The pattern I am considering: a periodically-generated summary document — distilled from the full memory store — that gets injected into every new agent’s system prompt. The agent starts knowing the essential facts, the active decisions, the standing directives. If it needs more detail, it can query the full memory store. But it does not start cold. Whether a compact summary can preserve enough nuance, or whether the right granularity varies by agent role, is unresolved.

Memory scoping by role

A planning agent and a worker agent need different memories. A planning agent needs strategic context, active goals, and architectural decisions. A worker agent needs the specific technical facts relevant to its task. Neither system supports scoped or role-filtered retrieval.
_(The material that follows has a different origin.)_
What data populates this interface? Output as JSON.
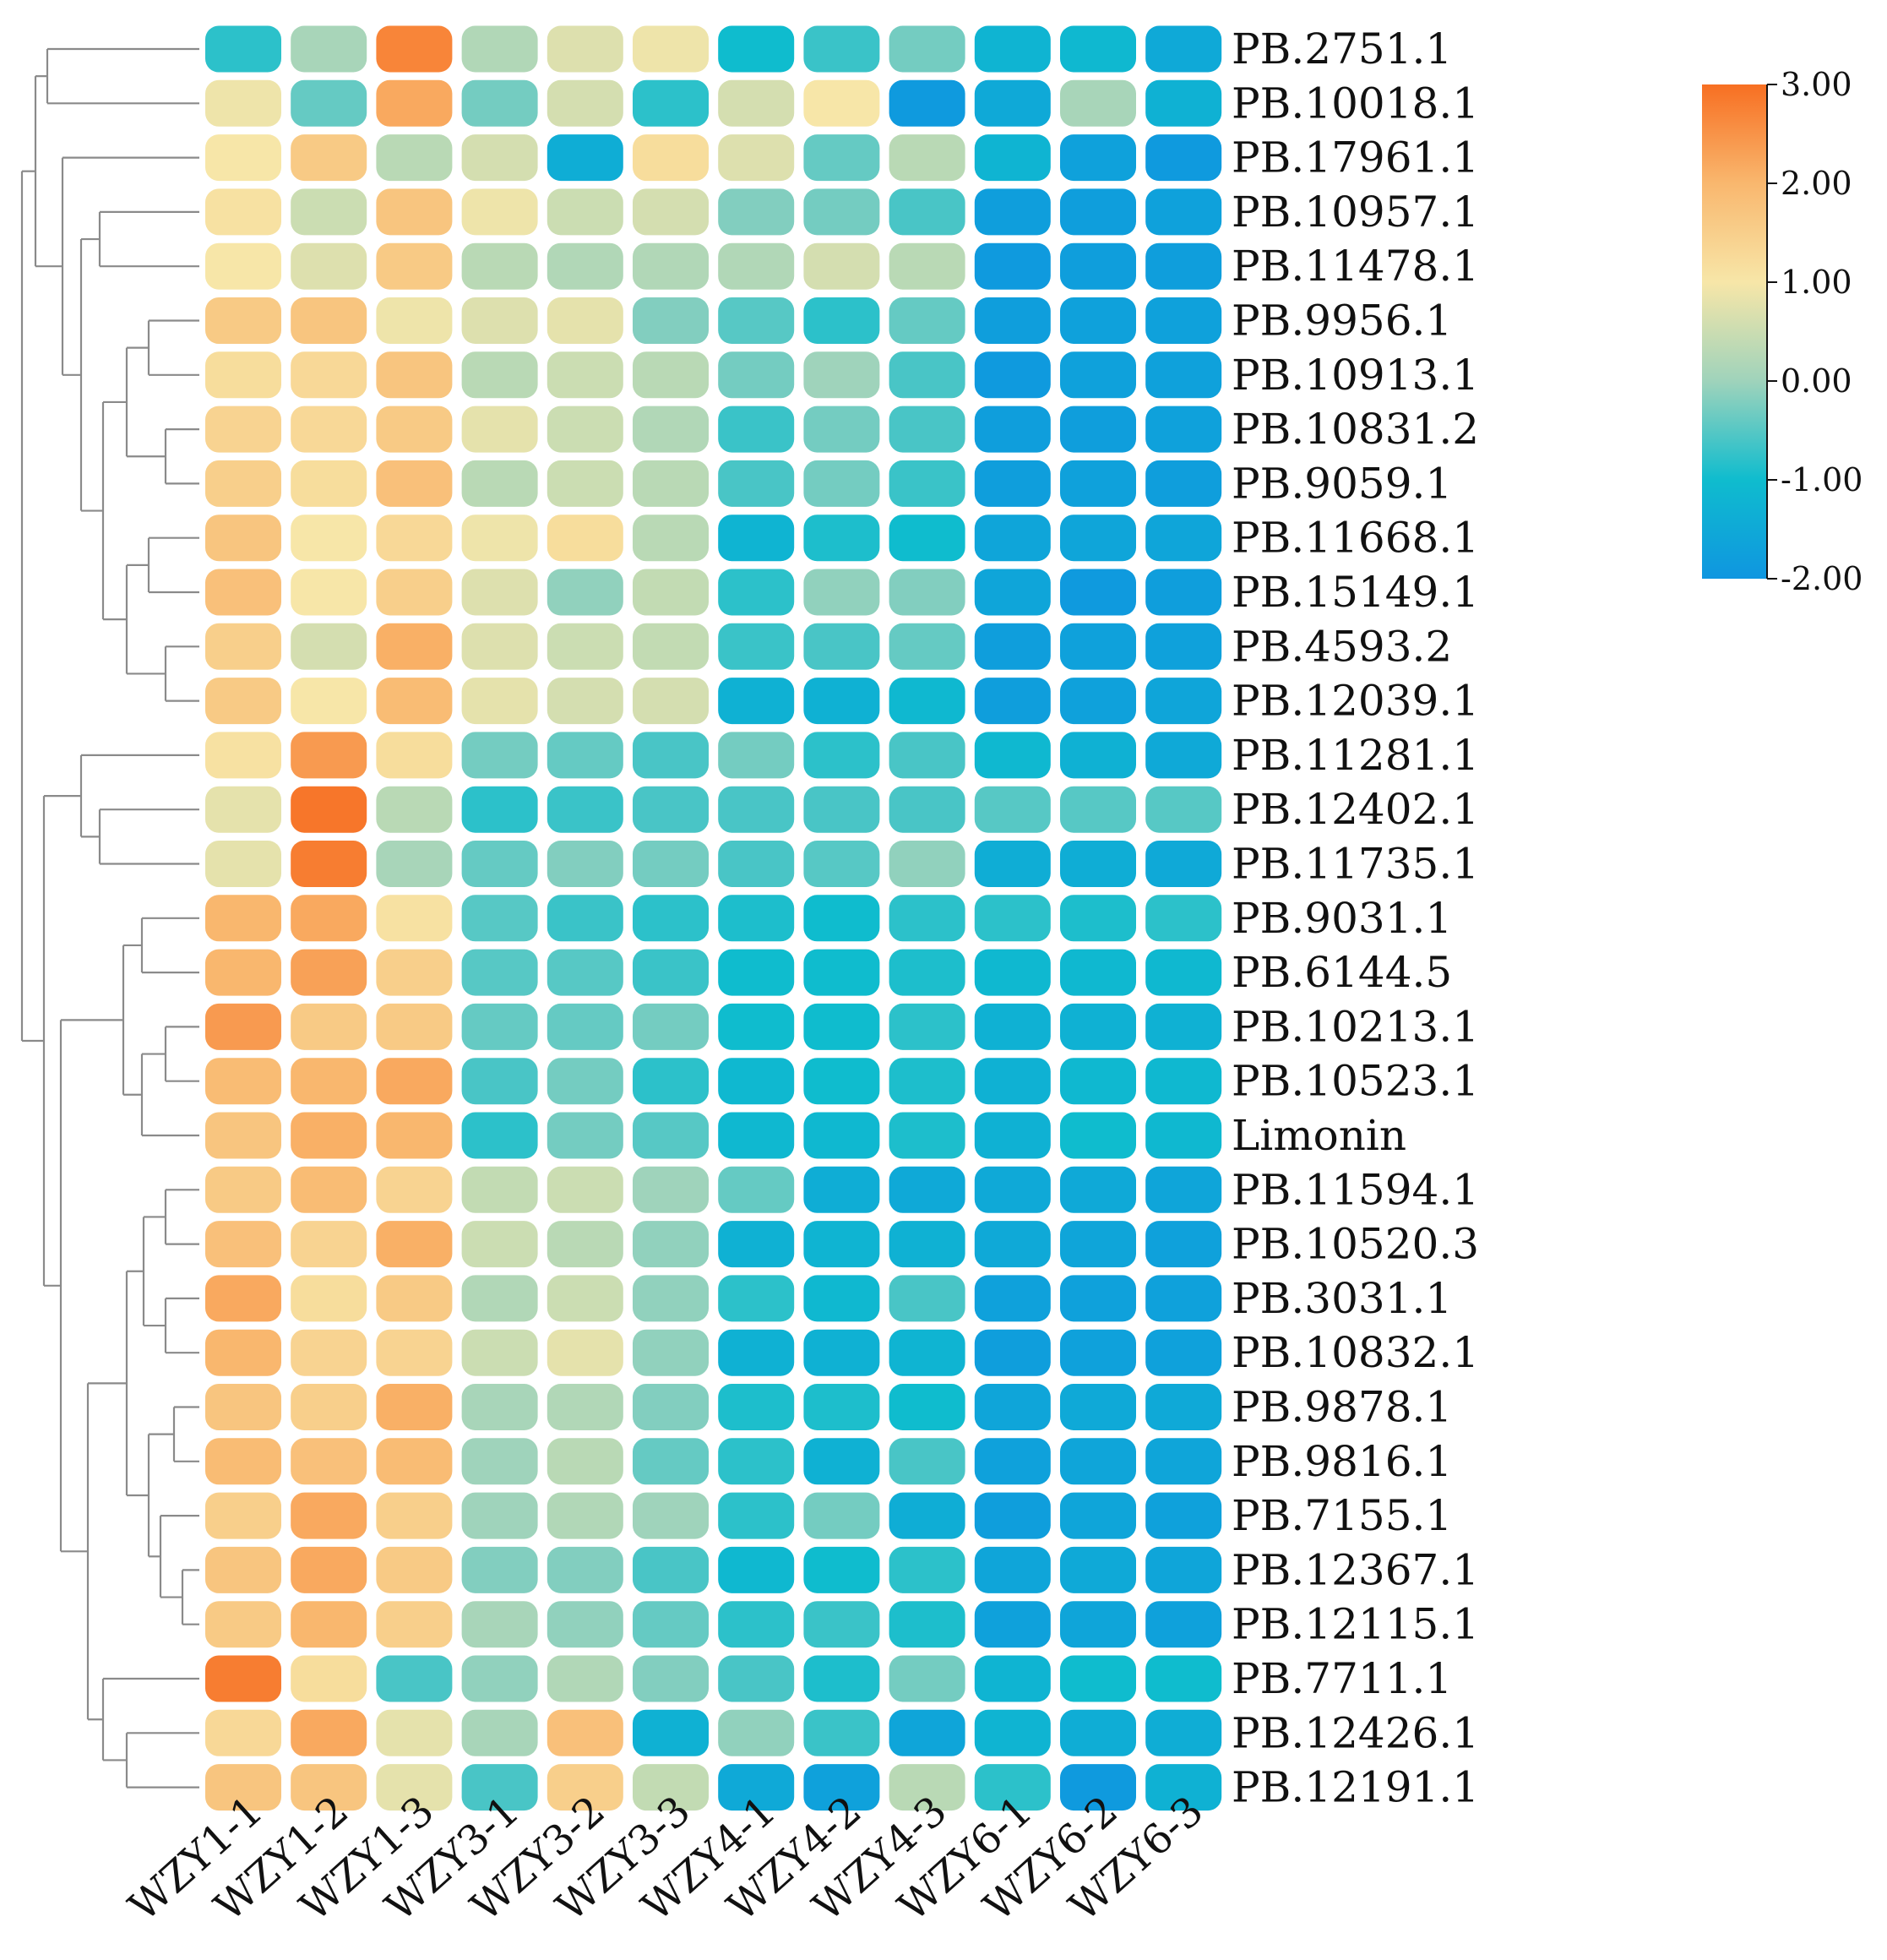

Concurrent multi-agent writes

Both systems assume a single writer. Prophet will have many agents writing concurrently. Crib’s SQLite write-ahead logging (WAL) mode helps with concurrent reads, but the dedup and consolidation logic was not designed for multiple agents writing simultaneously. Race conditions in triple extraction and supersession are likely under concurrent load. Whether this becomes a bottleneck depends on write frequency, which depends on how aggressively agents produce memories. The problem may not materialize at Prophet’s initial scale.

Conclusion

Crib’s retrieval architecture handles the problems that a production memory system must solve: scale beyond context-window limits, temporal truth, provenance, fail-open resilience, and framework independence. Google’s daemon introduces three patterns that crib lacks: generative consolidation, emergent connection graphs, and multimodal ingestion. Whether these patterns improve the system in practice requires implementation and measurement.

The gaps that neither system addresses — cold-start briefings, role-scoped retrieval, concurrent multi-agent writes — are the actual engineering problems for a multi-agent operating system.

Limits

This comparison is between a production system with months of operational history and a reference implementation designed to demonstrate Google’s Agent Development Kit. The sophistication gap is expected. The value is not in ranking the systems — it is in identifying the patterns that each embodies and that the other lacks.

The cold-start briefing concept is untested. It may be that a compact summary loses critical nuance, or that the right granularity depends on the agent’s role in ways that a single summary cannot accommodate. The idea is a hypothesis, not a validated design.